From deep observations, this systematic examination of places and the moment when the sun rises in the sky, she chooses to compose with three colours: red, yellow, blue. These three colours are those of the sunrise.
"When I leave early in the morning, I look towards Saint Jeannet, towards the east, everything is a blue so deep that it is black.
As soon as I am towards the southwest it will be the time when little by little the red sky will dye the greens of the plants, slowly the yellow will flood the mineral white of the rocks, and the azure blue will appear. In winter when I arrive at the top of the Col de Vence at 7am, the colours above the sea are beyond belief. They change from year to year, it's hardly noticeable, but I can assure you that they do."

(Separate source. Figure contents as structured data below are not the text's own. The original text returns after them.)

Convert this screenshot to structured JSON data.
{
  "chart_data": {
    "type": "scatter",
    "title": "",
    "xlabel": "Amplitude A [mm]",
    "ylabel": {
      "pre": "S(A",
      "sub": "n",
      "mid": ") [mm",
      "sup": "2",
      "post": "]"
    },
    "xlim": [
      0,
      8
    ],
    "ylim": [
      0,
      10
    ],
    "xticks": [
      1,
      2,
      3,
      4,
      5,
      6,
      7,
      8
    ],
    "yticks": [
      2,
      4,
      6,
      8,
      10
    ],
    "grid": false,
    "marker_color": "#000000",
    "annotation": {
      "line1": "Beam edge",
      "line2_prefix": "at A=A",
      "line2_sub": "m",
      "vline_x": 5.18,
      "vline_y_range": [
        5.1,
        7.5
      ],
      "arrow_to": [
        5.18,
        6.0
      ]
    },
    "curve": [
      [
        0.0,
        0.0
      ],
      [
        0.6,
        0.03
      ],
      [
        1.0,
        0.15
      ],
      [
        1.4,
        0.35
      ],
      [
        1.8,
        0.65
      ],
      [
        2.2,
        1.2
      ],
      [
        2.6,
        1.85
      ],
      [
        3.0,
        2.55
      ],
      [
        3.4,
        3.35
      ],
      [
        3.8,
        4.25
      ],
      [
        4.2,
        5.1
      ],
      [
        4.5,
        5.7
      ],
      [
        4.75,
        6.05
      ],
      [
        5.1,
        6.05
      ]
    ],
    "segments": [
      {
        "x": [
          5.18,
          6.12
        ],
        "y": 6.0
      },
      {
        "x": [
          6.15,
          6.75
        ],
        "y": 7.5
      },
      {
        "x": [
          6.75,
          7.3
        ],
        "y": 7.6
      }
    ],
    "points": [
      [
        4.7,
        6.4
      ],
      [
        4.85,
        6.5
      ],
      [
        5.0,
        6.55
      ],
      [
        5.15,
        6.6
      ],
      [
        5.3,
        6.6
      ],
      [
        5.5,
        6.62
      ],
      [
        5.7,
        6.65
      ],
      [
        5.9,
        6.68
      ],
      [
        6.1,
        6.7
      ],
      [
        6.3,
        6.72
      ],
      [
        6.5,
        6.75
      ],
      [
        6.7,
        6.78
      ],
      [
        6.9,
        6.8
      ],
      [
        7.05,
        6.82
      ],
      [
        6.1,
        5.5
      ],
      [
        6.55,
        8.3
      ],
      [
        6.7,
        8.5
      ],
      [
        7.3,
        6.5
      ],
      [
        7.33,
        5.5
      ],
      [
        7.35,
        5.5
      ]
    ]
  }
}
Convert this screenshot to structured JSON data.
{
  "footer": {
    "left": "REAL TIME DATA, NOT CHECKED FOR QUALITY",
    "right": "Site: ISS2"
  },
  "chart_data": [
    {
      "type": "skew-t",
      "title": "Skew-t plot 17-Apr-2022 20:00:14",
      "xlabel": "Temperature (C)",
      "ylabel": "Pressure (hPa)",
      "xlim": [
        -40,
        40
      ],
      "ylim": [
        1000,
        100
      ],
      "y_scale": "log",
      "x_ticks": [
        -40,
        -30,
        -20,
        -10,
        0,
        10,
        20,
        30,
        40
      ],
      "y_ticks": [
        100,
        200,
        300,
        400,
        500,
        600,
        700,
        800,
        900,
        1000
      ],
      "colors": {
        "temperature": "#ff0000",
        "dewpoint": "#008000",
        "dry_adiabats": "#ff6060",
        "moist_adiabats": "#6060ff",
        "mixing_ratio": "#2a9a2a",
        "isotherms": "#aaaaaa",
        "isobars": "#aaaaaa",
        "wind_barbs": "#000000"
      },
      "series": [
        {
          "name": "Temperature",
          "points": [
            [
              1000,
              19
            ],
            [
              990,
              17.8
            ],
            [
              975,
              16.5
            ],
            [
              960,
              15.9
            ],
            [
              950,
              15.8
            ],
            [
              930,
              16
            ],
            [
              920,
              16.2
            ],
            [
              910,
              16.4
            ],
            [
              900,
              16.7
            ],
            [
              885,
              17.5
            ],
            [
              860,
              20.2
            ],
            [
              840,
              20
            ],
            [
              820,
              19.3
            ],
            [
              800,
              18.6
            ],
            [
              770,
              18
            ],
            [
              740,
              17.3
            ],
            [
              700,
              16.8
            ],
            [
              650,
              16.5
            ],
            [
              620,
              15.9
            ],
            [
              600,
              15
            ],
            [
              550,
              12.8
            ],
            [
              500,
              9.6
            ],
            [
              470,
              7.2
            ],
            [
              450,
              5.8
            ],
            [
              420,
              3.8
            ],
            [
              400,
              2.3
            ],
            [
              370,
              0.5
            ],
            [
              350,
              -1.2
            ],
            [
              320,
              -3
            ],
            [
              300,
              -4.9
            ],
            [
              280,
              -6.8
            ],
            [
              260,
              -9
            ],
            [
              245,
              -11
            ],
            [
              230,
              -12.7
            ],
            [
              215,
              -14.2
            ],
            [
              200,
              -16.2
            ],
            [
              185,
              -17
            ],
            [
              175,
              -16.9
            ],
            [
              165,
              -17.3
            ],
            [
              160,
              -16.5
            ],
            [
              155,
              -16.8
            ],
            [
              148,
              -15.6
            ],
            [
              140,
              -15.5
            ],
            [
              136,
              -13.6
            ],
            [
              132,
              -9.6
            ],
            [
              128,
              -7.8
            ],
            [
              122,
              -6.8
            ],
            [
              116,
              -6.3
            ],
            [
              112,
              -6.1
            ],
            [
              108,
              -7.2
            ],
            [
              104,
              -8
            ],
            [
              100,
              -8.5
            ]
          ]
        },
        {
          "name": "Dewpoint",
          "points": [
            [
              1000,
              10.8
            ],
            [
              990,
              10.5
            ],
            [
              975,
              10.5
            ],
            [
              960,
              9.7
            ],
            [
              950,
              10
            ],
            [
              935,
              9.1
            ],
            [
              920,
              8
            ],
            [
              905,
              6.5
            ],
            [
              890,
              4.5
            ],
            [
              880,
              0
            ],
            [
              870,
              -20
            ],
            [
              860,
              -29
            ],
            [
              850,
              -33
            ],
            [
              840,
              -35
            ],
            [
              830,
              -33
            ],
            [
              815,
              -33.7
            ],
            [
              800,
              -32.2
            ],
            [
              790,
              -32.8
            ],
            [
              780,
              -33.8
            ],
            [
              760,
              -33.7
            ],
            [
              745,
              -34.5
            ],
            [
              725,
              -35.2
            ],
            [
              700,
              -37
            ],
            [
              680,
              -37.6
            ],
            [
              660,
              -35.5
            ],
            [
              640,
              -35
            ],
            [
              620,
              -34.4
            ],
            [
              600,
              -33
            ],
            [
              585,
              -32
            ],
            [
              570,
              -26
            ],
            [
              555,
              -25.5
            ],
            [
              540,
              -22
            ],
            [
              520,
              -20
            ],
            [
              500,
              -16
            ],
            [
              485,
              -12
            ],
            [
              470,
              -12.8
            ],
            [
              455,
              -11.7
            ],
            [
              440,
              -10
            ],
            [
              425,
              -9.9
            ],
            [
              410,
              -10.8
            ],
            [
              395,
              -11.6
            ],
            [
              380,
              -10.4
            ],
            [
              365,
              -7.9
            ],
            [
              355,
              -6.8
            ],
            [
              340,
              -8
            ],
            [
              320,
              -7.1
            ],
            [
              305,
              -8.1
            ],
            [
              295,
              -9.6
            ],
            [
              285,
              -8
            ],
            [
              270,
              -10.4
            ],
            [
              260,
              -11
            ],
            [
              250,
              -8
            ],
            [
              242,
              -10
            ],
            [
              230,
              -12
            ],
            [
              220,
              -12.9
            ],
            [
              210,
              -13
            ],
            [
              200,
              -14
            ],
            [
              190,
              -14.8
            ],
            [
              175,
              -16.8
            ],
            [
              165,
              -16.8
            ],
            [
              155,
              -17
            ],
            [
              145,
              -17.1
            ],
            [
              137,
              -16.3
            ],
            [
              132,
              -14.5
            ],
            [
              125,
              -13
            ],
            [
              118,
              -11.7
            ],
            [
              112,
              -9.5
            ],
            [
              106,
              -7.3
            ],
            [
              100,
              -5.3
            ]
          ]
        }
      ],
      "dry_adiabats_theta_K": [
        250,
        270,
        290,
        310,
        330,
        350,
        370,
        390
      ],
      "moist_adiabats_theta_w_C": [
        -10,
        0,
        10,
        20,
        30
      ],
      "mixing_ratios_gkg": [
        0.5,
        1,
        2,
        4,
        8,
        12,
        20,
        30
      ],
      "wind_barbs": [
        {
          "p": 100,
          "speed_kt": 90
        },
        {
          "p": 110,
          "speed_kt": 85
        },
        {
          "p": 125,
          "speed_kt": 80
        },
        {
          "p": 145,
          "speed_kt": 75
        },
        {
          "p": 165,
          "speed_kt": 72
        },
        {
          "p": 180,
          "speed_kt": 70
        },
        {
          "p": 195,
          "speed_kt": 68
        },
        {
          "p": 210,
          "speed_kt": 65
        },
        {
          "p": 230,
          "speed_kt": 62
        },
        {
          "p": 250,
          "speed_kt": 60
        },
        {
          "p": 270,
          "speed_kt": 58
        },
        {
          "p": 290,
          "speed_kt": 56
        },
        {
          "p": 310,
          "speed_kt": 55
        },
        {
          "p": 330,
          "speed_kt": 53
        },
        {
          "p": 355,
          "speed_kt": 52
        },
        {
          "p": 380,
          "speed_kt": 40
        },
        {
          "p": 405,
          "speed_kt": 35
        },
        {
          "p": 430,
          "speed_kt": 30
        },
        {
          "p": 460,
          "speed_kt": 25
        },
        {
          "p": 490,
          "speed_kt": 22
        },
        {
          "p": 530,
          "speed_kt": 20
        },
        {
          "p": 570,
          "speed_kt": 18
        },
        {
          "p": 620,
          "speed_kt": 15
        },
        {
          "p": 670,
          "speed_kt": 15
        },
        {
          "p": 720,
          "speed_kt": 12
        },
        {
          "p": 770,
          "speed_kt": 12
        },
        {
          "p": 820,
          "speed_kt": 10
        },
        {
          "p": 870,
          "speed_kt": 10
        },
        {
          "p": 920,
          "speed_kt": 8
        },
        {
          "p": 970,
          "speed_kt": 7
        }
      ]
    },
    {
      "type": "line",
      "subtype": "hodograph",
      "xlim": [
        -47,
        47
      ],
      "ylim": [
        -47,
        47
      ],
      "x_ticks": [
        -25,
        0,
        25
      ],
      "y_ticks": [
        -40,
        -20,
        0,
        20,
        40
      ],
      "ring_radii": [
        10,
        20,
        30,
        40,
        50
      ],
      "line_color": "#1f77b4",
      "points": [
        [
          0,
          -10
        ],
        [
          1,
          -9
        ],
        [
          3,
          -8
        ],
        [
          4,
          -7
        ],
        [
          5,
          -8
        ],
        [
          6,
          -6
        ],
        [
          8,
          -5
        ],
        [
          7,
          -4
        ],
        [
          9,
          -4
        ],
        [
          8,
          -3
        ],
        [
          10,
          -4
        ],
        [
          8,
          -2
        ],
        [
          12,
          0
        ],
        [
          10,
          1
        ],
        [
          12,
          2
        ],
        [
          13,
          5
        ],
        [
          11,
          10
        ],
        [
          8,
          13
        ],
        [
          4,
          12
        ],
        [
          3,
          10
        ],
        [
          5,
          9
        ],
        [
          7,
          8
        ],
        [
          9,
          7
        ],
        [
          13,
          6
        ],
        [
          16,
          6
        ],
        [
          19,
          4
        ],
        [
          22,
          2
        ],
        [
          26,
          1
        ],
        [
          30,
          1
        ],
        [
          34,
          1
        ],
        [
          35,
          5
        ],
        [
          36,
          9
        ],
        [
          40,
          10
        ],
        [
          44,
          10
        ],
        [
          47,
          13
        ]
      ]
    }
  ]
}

These intoxicating colours, this enchantment of light is why so many artists have gravitated (and often levitated) to the Côte d’Azur. Anne the solitary, who devotes an infinite time to observe, to experience, to absorb. And then comes the time to hurtle down the hundreds of metres of altitude which have been accumulated so dearly.
‘Col de Vence is Beethoven’s Piano Sonata No. 32. First there is this music that rises slowly, like me. I climb the pass and then there is this fantastic descent, the descent at full speed, the return to the foot of the mountain.’
Re-entering the town of Vence, the contrast is striking. In a few seconds, the solitude of the altitude gives way to a hive of activity. Anne goes to the old town, takes a bag out of the back pocket to bring back some bread, then goes to her fishmonger ‘a lover of his trade’, to choose the catch of the day, and takes a break with Pierre who runs the grill, and share a coffee with him. Everyone knows her here, she is a regular character.
The Col de Vence is hard, the majority of those who live at the foot of the road have never even experienced its ascent with the strength of their legs.
And now Anne is standing in the calm sanctuary of her studio. In front of the frame of the canvas, she delicately and attentively traces a red circle. It brings back all the sensations, the colours and impacts, the harshness or the softness of the weather, the feelings of the day's outing. A brushstroke reinterprets movement and experience, to offer us a singular view of the world, and take us across the landscape.